"Nada se espalha com maior rapidez do que um boato" (Virgílio)

A imaginação na tradição filosófica


A tradição filosófica sempre deu prioridade à imaginação reprodutora, considerada como um resíduo do objeto percebido que permanece retido em nossa consciência. A imagem seria um rastro ou um vestígio deixado pela percepção.
Os empiristas, por exemplo, falam das imagens como reflexos mentais das percepções ou das impressões, cujos traços foram gravados no cérebro. Desse ponto de vista, a imagem e a lembrança difeririam apenas porque a primeira é atual enquanto a segunda é passada. A imagem seria, portanto, a reprodução presente que faço de coisas ou situações presentes.  
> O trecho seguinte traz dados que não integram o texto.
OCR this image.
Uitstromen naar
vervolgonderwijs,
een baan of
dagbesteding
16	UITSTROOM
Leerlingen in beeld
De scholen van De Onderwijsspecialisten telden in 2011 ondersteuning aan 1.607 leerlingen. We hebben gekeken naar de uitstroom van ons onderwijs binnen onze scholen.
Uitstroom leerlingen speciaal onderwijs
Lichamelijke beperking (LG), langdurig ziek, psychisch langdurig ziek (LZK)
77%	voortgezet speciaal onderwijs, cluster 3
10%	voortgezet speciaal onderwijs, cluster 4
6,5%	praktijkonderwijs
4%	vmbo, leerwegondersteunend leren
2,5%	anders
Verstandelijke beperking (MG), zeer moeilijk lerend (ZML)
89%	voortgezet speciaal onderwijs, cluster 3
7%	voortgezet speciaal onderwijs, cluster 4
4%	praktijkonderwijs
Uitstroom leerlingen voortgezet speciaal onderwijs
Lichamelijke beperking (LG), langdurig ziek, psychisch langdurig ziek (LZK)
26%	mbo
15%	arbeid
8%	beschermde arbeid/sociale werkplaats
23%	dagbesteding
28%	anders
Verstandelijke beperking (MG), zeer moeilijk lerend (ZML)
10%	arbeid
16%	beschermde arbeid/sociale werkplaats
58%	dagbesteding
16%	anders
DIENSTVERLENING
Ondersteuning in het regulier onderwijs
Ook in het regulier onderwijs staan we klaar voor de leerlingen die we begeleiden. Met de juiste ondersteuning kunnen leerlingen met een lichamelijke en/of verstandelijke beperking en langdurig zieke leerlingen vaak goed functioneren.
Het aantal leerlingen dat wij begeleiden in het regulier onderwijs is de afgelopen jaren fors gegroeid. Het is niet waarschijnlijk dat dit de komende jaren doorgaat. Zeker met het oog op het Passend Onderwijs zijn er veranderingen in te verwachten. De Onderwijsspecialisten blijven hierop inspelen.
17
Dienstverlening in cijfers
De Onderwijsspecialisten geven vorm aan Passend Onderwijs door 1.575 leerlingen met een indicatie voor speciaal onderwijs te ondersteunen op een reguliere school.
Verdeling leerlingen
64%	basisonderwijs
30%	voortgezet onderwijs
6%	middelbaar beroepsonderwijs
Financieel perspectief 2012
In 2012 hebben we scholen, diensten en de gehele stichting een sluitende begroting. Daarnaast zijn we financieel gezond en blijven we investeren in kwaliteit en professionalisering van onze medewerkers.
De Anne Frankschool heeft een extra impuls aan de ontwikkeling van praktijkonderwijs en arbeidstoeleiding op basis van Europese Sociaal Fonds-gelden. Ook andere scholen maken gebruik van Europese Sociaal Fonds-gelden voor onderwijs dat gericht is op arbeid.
Por exemplo, se neste momento eu fechar os olhos, posso imaginar o computador, a mesa de trabalho, os livros nas estantes, o quebra-luz, a porta, a janela. A imagem seria a coisa atual percebida quando ausente. Seria uma percepção enfraquecida, que, associada a outras, formaria as idéias no pensamento.
Os filósofos intelectualistas também consideravam a imaginação uma forma enfraquecida da percepção e, por considerarem a percepção a principal causa de nossos erros (as ilusões e deformações da realidade), também julgavam a imaginação fonte de enganos e erros. Tomando-a como meramente reprodutora, diziam, por exemplo, que a imaginação dos artistas nada mais faz do que juntar de maneira nova imagens de coisas percebidas: um cavalo alado é a junção da imagem de um cavalo percebido com a imagem de asas percebidas; uma sereia, a junção de uma imagem de mulher percebida com a imagem de um peixe percebido.
A imaginação seria, pois, diretamente reprodutora da percepção, no campo do conhecimento, e indiretamente reprodutora da percepção, no campo da fantasia.
Por isso, na tradição filosófica, costumava-se usar a palavra imaginação como sinônimo de percepção ou como um aspecto da percepção. Percebemos imagens das coisas, dizia a tradição.
A tradição, porém, enfrentava alguns problemas que não podia resolver:
● em nossa vida, não confundimos percepção e imagem. Assim, por exemplo, distinguimos perfeitamente a percepção direta de um bombardeio da imagem do que seria uma explosão atômica;
● em nossa vida, não confundimos perceber e imaginar. Assim, por exemplo, distinguimos o sonho da vigília; distinguimos um fato que vemos na rua da cena de um filme;
● em nossa vida, somos capazes de distinguir nossa percepção e a imaginação de uma outra pessoa. Assim, por exemplo, percebemos o sofrimento psíquico de alguém que está tendo alucinações, mas não somos capazes de alucinar junto com ela.
Dessa maneira, a suposição de que entre a percepção e a imaginação, entre o percebido e a imagem haveria apenas uma diferença de grau ou de intensidade (a imagem seria uma percepção fraca e a percepção seria a imagem forte) não se mantém, pois há uma diferença de natureza ou uma diferença de essência entre ambas.


Fonte: CHAUÍ, Marilena. Convite à Filosofia. São Paulo: Ed. Ática, 2000.